Much as I admire Toth's caregiving and her writing, I found myself consistently annoyed at certain aspects of the book. In several places, Toth (or her editor) has inserted parenthetical cross-references. In a friendship formed over many cups of coffee, stories are repeated—often with a different insight or detail of memory. When an author refers back to an event earlier in the narrative, the reader feels connection, not irritation. Ah, yes, I remember when you managed to get James down two flights of stairs in his wheelchair, I might think. But Toth has to plop the chapter reference in parentheses (See "The Last Christmas"), pulling me out of her literary spell and reminding me this is, ostensibly, a mostly unedited chronicle. The text is set in Clifford Pro, a font with heavy vertical lines that doesn't reflect the grace of the writing and pathos of the content. And yet, these are the flaws of a friend. Over many cups of coffee, I have come to love this little book.

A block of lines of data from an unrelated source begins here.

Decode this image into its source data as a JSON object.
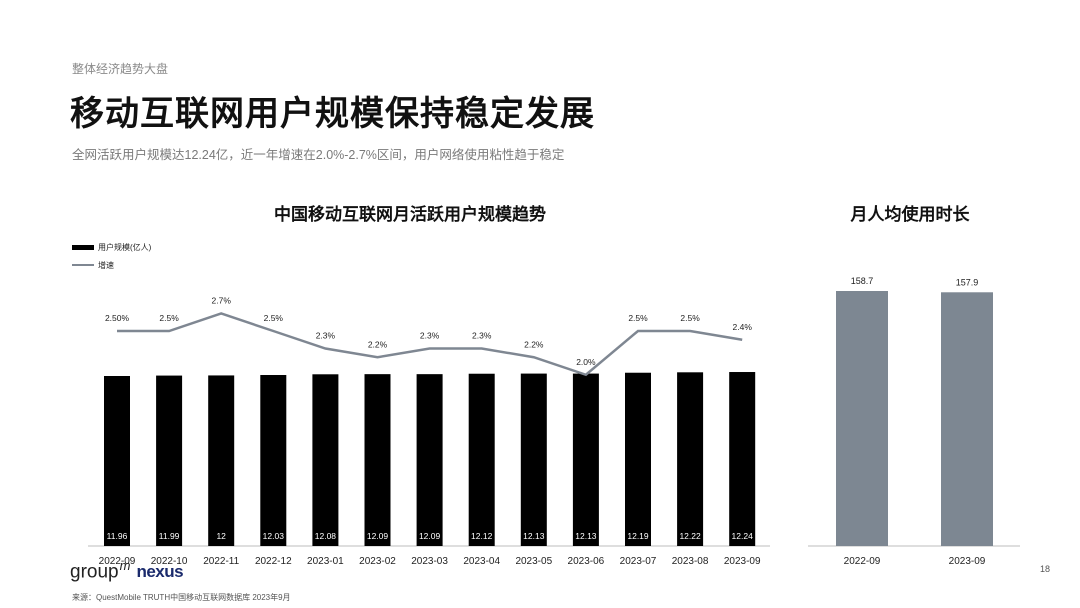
{
  "header": {
    "kicker": "整体经济趋势大盘",
    "title": "移动互联网用户规模保持稳定发展",
    "subtitle": "全网活跃用户规模达12.24亿，近一年增速在2.0%-2.7%区间，用户网络使用粘性趋于稳定"
  },
  "footer": {
    "source": "来源：QuestMobile TRUTH中国移动互联网数据库 2023年9月",
    "page_number": "18",
    "logo_group": "group",
    "logo_m": "m",
    "logo_nexus": "nexus"
  },
  "colors": {
    "bar": "#000000",
    "line": "#7f8792",
    "bar2": "#7d8792"
  },
  "chart_data": [
    {
      "type": "bar+line",
      "title": "中国移动互联网月活跃用户规模趋势",
      "legend": [
        "用户规模(亿人)",
        "增速"
      ],
      "legend_position": "top-left",
      "categories": [
        "2022-09",
        "2022-10",
        "2022-11",
        "2022-12",
        "2023-01",
        "2023-02",
        "2023-03",
        "2023-04",
        "2023-05",
        "2023-06",
        "2023-07",
        "2023-08",
        "2023-09"
      ],
      "series": [
        {
          "name": "用户规模(亿人)",
          "type": "bar",
          "values": [
            11.96,
            11.99,
            12,
            12.03,
            12.08,
            12.09,
            12.09,
            12.12,
            12.13,
            12.13,
            12.19,
            12.22,
            12.24
          ],
          "labels": [
            "11.96",
            "11.99",
            "12",
            "12.03",
            "12.08",
            "12.09",
            "12.09",
            "12.12",
            "12.13",
            "12.13",
            "12.19",
            "12.22",
            "12.24"
          ]
        },
        {
          "name": "增速",
          "type": "line",
          "values": [
            2.5,
            2.5,
            2.7,
            2.5,
            2.3,
            2.2,
            2.3,
            2.3,
            2.2,
            2.0,
            2.5,
            2.5,
            2.4
          ],
          "labels": [
            "2.50%",
            "2.5%",
            "2.7%",
            "2.5%",
            "2.3%",
            "2.2%",
            "2.3%",
            "2.3%",
            "2.2%",
            "2.0%",
            "2.5%",
            "2.5%",
            "2.4%"
          ]
        }
      ],
      "grid": false
    },
    {
      "type": "bar",
      "title": "月人均使用时长",
      "categories": [
        "2022-09",
        "2023-09"
      ],
      "values": [
        158.7,
        157.9
      ],
      "labels": [
        "158.7",
        "157.9"
      ],
      "grid": false
    }
  ]
}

Why do I wish this book were more polished? Toth is the author of half a dozen lovely, well-received memoirs. The woman has chops. No Saints Around Here is more winsome and eloquent than many of the caregiving books I've read over the past six years. Susan Allen Toth doesn't need to make high art out of what is already complete and finished: the fulfillment of her marriage vows:
The days, weeks, and months passed, and somehow we all managed. To my infinite relief, James never had to go into the nursing home he dreaded. One morning soon after his death, I drove to a nearby coffee shop to meet my widowed and former caregiver friend Barb. As we startled the coffee drinkers around us with our vigorous, pumping high fives, we both had tears in our eyes. We had done it.
Lisa Ohlen Harris is the author of The Fifth Season: A Daughter-in-Law's Memoir of Caregiving, published last year by Texas Tech University Press.